Like our congregation, it appears the Colossian church was made up of all kinds of different people.  There were all these various people who’d heard the gospel.  They’d heard that Jesus Christ graciously saves sinners and they believed that message.  Then they all needed biblical instruction about how to live in union with Christ.  They needed instruction for their sanctification, about the process of becoming more Christ-like.  So, what does it look like when you’re united to Christ and he is your head, he is the Lord of your life?   Most of chapter 3 addresses that in a general way, a way that speaks to everybody.  But then our text turns and becomes more specific.  Here we have instruction specifically intended for home and family life.  What does it look to set your mind on things above as a husband or wife?  What does it look like when you’re united to Christ as a parent?  What does it mean to have Christ as Lord when you’re a child?  How do you live as a Christian when you’re a servant or a master?  The Holy Spirit doesn’t want God’s people to fall back on the world for figuring those things out.  The world can only provide a mixture of truth and error, and most of the time the errors dominate.  Instead, the Holy Spirit wants to give the people of God infallible and pure truth.

This morning I preach to you God’s Word from Colossians.  The theme of our text is:

Jesus Christ is your Lord, also when it comes to life in the home

We’ll see that Paul specifically addresses:

  1. Wives and husbands
  2. Children and fathers
  3. Servants and masters             

When pagan writers wrote the ancient equivalent of relationship books, they always wrote for just one audience.  As I mentioned a moment ago, they wrote to the head of the household, their writing was intended only for men.  The men would be told how to keep order in their household.  The men would be told how to get everybody to behave the way they were supposed to.  So the pagan equivalent of verse 18 would be something like, “Men, make sure your wives submit to you.  Get them to obey you and do your bidding.”  A pagan Greek writer would never directly address the women of a household.

But that’s exactly what Paul does here in verse 18.  He’s writing to the congregation of Christ at Colossae and this congregation includes women.  The women there were fully members of Christ’s church and they could be and needed to be addressed as such.  So already here you see something of the counter-cultural nature of what’s in Scripture about family life.  Many in the world of that time said that women are incapable of understanding moral instruction.  But the Holy Spirit says, “No, Christ came to save women too and I live in the hearts of women as well.  They have to be addressed as full and equal members of Christ’s church.”  Therefore, that’s exactly what Paul does.  The Holy Spirit inspires his words to the wives in the Colossian church.

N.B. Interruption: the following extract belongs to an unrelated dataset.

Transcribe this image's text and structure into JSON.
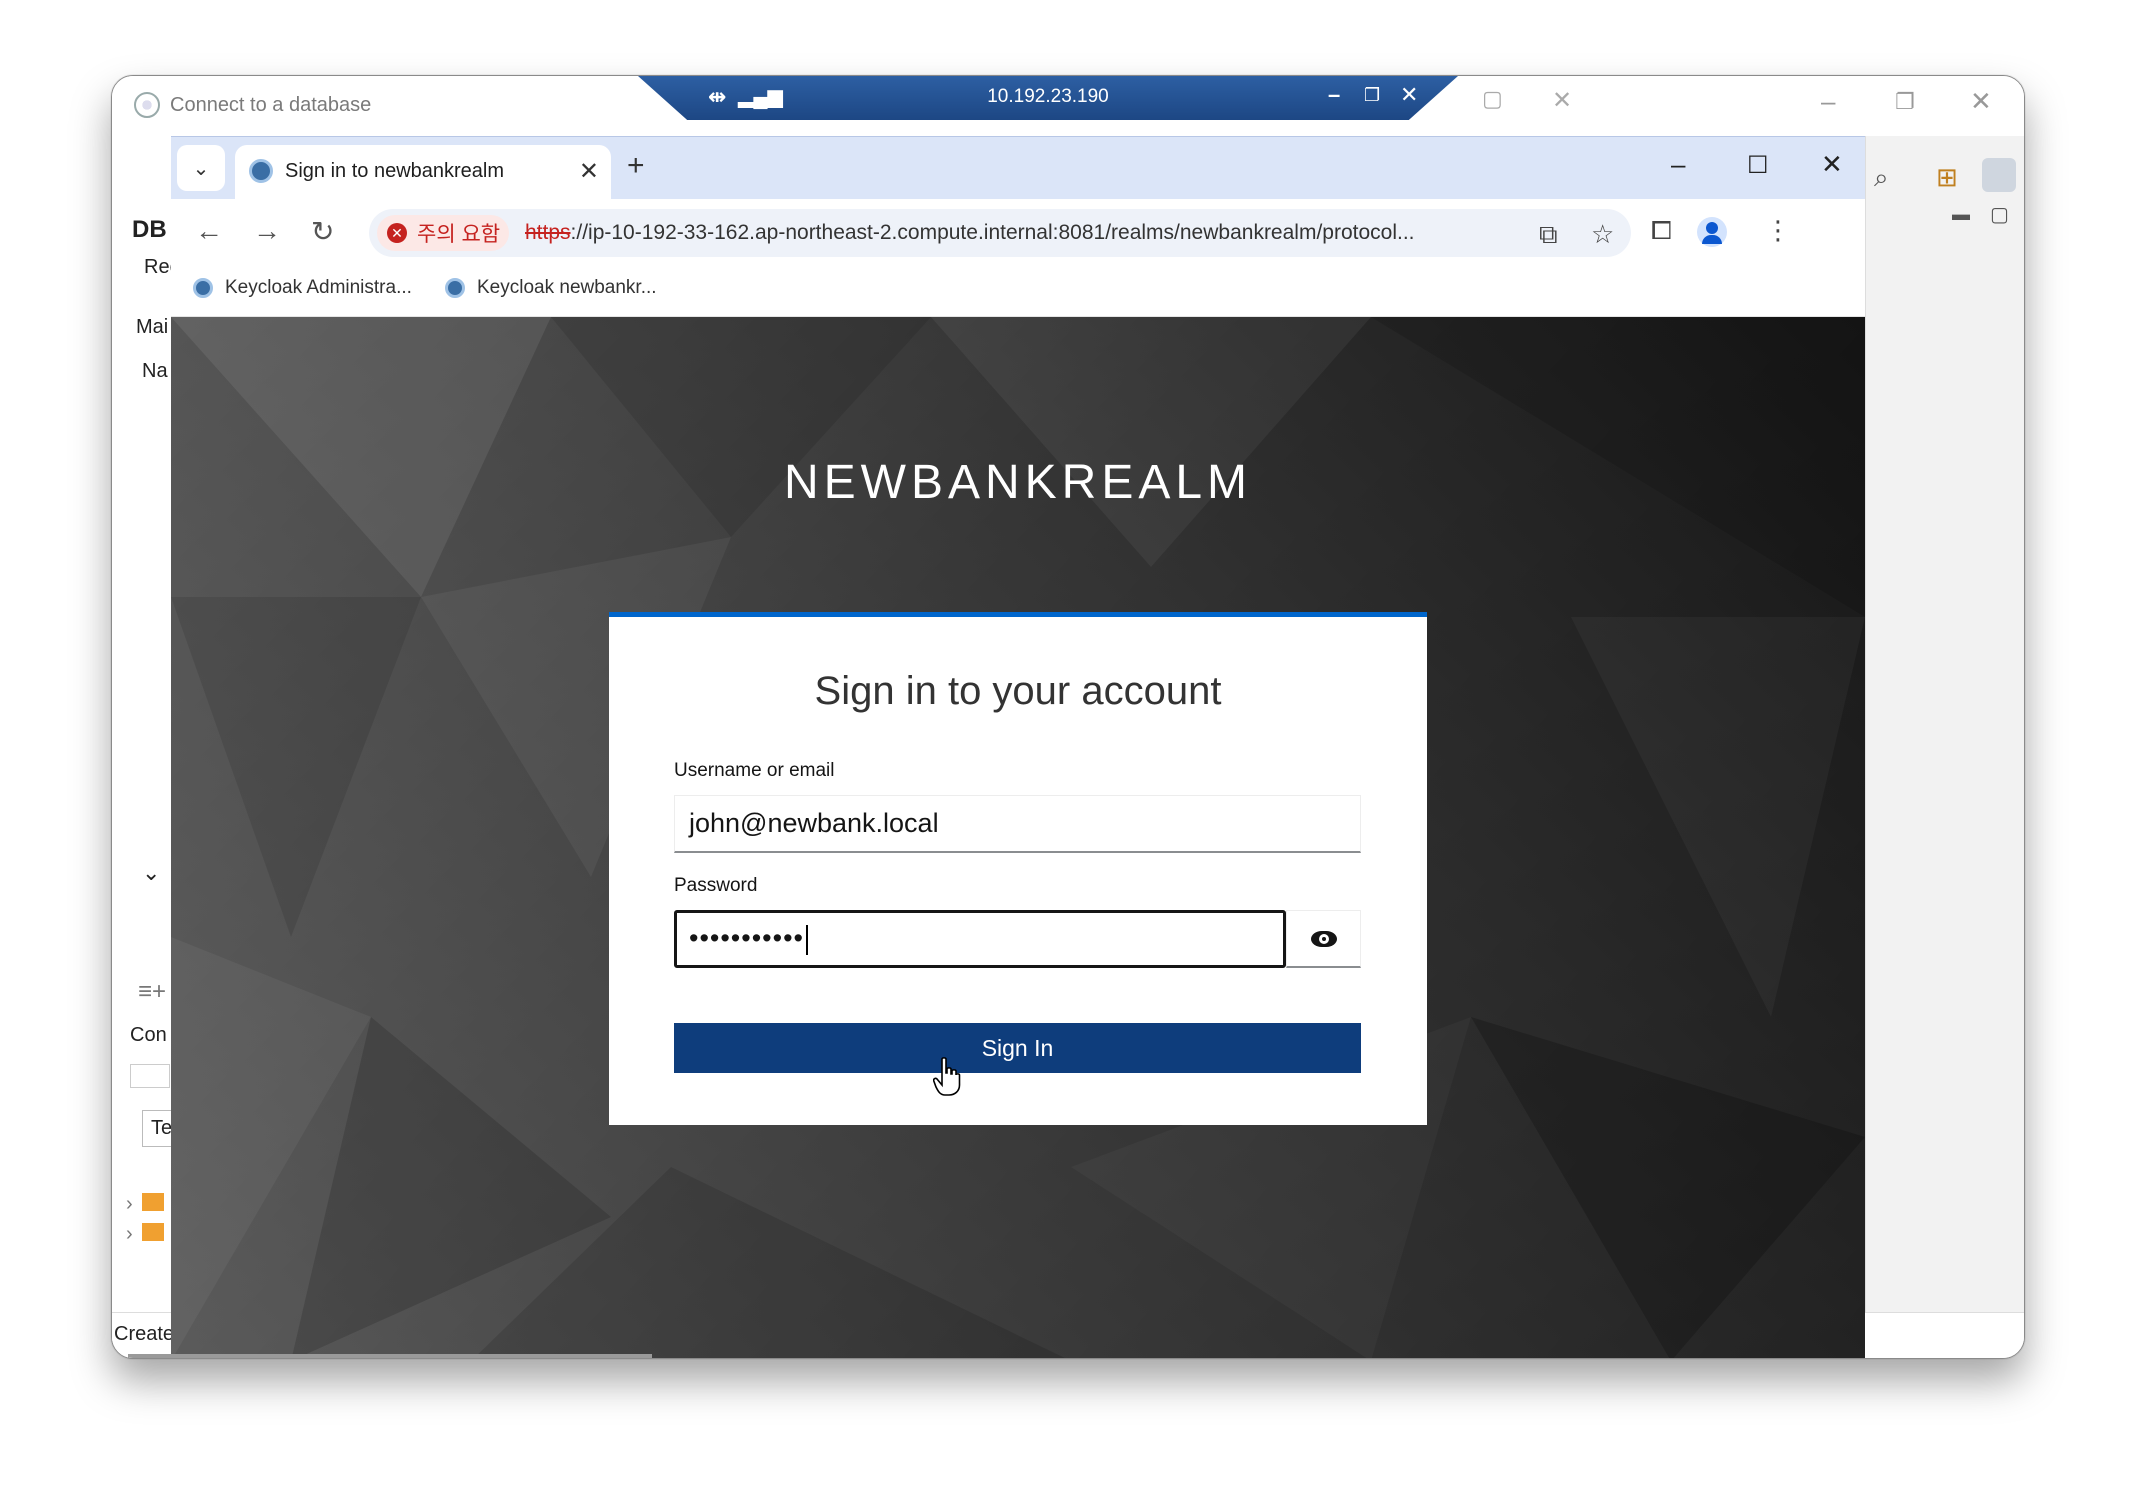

The command he gives is for these wives to submit to their husbands.  What does it mean to submit?  This isn’t actually difficult to explain or understand.  The word “submit” here means to voluntarily yield your will to another.  It means to voluntarily place yourself under the leadership of another.  In this case, wives are commanded to do that with their husbands.  Christian wives are to recognize the leadership of their husbands and act accordingly.  As I mentioned, this was already counter-cultural in its own way in Paul’s day.  You’d never directly address a woman and tell her to do this.  You wouldn’t treat her as a responsible person who could be encouraged or commanded to do this.  Instead, you would speak to her husband and tell him to get her to do this. 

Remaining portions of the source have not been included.